# anyone else ready



## carp_killer (Nov 24, 2006)

anybody else impatiently waiting for a few inches of ice to creep out on and get that first fish threw the ice for the year?? i cant wait id take winter fishin over summerfishin any day of week


----------



## ruger1 (Aug 16, 2006)

it's the whole thing. Ice fishing, sledding, hunting in snow. Summer sucks. Come on Sept 6th!


----------



## drjongy (Oct 13, 2003)

I used to like fall/winter activities the most, but the older I get the more I like spring/summer.

This summer seems to have gone so fast because of the slow start we got to spring.

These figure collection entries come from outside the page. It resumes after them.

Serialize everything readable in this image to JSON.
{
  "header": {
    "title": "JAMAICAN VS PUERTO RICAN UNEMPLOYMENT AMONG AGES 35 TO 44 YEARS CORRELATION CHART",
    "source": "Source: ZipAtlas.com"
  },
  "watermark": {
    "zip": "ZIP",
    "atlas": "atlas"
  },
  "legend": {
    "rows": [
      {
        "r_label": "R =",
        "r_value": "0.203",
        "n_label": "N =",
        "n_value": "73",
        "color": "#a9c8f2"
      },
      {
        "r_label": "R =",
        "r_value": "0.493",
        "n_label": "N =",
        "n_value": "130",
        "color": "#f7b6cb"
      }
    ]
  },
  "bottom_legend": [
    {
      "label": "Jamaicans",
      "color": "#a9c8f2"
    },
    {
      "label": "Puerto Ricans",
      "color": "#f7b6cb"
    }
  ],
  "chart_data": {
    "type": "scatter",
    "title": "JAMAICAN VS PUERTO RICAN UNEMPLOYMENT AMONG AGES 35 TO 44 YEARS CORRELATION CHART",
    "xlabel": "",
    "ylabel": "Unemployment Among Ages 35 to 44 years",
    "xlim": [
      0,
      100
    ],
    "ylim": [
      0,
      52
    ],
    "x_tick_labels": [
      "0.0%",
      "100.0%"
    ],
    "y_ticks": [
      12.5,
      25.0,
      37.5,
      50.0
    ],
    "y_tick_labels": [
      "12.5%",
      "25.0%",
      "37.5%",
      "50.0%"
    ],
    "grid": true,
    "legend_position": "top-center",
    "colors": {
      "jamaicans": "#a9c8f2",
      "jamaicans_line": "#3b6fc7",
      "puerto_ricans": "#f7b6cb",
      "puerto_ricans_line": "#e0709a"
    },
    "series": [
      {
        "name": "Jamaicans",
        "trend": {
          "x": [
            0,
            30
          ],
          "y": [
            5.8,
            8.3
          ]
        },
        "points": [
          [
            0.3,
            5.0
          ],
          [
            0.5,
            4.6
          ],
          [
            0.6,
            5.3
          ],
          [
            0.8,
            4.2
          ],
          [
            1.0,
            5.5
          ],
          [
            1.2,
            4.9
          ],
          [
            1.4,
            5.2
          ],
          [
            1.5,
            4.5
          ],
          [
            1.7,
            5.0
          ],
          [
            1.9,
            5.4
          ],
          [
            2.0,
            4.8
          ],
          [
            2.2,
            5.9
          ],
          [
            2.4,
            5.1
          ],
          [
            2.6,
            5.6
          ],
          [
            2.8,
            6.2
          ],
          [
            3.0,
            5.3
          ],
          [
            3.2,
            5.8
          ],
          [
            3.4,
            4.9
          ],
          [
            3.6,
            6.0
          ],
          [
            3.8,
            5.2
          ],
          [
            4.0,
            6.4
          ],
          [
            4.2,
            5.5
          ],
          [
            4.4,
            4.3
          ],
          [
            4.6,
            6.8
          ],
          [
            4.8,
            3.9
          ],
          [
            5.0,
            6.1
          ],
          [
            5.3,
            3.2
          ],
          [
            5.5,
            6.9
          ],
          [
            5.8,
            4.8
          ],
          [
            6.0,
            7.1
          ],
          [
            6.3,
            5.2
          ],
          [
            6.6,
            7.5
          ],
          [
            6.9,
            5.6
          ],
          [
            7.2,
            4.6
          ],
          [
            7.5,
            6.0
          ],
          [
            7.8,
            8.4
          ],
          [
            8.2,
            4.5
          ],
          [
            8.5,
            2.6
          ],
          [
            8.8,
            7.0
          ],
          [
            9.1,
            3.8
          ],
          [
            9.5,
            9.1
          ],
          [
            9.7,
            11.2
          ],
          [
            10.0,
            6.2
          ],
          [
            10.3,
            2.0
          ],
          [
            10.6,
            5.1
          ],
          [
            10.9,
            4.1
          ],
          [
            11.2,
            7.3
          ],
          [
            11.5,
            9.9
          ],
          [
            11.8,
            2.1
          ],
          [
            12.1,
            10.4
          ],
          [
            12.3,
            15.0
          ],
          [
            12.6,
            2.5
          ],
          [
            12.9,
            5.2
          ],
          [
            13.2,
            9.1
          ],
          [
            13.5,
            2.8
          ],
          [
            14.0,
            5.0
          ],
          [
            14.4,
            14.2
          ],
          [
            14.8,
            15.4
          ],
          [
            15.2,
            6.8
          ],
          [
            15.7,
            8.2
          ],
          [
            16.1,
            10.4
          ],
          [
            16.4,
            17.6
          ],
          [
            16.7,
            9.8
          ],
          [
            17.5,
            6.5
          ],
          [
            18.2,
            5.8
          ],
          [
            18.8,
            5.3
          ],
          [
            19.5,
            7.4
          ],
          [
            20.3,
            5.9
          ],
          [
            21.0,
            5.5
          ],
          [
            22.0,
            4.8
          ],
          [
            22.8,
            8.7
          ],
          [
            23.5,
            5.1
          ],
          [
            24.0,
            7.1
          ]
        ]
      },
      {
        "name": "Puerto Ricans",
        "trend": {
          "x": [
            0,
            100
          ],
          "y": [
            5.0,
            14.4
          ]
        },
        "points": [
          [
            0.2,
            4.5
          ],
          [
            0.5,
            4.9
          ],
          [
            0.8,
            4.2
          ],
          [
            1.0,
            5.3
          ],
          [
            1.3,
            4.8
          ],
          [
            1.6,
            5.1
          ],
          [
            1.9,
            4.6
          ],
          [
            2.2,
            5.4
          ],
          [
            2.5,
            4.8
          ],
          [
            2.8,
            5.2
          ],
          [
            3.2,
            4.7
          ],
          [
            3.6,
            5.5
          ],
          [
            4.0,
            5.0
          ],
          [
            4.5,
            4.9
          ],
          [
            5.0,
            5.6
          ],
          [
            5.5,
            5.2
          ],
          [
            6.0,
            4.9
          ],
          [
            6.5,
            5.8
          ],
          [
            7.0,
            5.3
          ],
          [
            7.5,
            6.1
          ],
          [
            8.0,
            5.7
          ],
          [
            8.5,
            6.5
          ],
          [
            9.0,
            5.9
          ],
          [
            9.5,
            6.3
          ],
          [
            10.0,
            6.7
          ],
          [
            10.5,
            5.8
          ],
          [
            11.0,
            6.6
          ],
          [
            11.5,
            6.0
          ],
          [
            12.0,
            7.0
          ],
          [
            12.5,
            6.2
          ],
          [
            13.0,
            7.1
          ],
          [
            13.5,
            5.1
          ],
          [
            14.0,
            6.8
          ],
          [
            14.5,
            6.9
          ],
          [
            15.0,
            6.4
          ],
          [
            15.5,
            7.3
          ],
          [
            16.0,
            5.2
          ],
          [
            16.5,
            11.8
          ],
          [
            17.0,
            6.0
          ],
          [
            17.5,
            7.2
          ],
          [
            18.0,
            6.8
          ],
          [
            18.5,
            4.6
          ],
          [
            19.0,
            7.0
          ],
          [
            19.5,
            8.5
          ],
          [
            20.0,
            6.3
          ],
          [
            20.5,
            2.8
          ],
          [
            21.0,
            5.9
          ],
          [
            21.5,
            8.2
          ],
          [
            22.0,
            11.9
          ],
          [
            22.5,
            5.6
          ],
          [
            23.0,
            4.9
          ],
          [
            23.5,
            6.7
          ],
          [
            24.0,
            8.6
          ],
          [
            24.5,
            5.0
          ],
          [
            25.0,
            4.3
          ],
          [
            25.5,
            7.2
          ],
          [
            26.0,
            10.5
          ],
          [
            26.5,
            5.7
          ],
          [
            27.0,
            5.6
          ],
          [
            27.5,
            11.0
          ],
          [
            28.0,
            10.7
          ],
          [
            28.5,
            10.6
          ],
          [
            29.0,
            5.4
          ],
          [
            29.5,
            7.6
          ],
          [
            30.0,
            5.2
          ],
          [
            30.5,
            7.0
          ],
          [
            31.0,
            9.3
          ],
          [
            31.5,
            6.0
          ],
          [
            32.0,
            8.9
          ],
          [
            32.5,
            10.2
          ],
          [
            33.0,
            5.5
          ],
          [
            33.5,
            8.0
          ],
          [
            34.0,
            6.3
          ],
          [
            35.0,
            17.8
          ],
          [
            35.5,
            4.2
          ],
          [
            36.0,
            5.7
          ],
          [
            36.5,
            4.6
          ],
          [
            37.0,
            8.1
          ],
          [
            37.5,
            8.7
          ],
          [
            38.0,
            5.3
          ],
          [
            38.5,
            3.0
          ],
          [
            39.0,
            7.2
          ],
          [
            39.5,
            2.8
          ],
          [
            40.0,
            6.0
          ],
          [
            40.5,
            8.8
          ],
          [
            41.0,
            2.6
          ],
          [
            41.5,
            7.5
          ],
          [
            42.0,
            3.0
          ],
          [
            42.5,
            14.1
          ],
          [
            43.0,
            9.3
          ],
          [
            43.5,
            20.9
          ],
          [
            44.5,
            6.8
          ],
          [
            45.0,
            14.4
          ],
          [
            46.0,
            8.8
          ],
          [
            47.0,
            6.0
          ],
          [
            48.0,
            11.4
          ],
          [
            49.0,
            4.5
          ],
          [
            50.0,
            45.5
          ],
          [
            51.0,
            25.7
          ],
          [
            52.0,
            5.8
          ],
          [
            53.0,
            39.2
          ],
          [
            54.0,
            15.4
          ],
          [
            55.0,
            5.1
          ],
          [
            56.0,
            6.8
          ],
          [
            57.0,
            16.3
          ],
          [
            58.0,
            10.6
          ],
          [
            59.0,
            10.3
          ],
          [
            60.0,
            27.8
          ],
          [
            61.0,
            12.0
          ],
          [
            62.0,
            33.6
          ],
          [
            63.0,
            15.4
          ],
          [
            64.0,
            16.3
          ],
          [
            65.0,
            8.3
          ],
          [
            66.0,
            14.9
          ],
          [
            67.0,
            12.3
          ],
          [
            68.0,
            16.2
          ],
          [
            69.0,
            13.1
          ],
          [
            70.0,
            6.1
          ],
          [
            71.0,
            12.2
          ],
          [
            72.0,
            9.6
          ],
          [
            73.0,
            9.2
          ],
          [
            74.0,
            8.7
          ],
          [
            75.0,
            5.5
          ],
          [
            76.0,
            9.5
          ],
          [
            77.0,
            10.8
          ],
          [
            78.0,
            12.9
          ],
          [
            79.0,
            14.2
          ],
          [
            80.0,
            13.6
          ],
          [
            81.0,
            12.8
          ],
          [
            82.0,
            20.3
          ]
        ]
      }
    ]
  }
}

I'm not ready at all for hunting or ice fishing yet, we haven't even touched the ice house and we had all these big plans that were going to get done in the summer.....yeah right!

Even instead of a lot of Sharptail hunting I think I'm going to be in the boat this year chasing some monster Muskies bulking up for winter.


----------



## Green Gator (Jul 25, 2008)

I only get to go ice fishing once a year because of where I live (Texas). I get back home usually once and try to sneak away and get some ice fishing in. This year I get to go twice!!!!!!!!!! Holy carp!!!!! lol
We are going to northern MN near Ely tip up fishing over Christmas.....then in March to Montana or North Dakota. Haven't decided yet.

Either way....the moral of this story...I can't wait to move back north. Anyone have a physical education or administration or football coaching position open...let me know!


----------



## Kayte (Sep 22, 2008)

I'm totally ready! This will be my first North Dakota Christmas and I'm very excited. Where I come from there is no ice fishing and we only get snow every few years. I have not been ice fishing in nearly 15 years!


----------



## honkerslayr (Dec 14, 2006)

I'm counting down the days from what I'm hoping for or guessing is being on the ice 1-2nd week in DEC.!!!! Can't wait!! :beer:


----------



## Hick-From-Hell (Mar 18, 2008)

Got a little deer hunting to do first but I will be cleaning out the fish house soon.


----------



## cast&amp;blast (Aug 30, 2006)

I've been ready since about May! Not sure why, but it is my favorite of my outdoor activities. Can't wait to try out the new Ice Gator with the Nils bit. My guess is the weekend before Thanksgiving. Here's hopin.....


----------



## talkdirty2em (May 14, 2008)

I saw geese walking on the hard water wednesday morning, Only a few weeks out, I cant remeber a novemebr that I havent been icefishing.


----------



## Hick-From-Hell (Mar 18, 2008)

I wouldn't get really exicted yet it looks like it is going to be warm for a while.


----------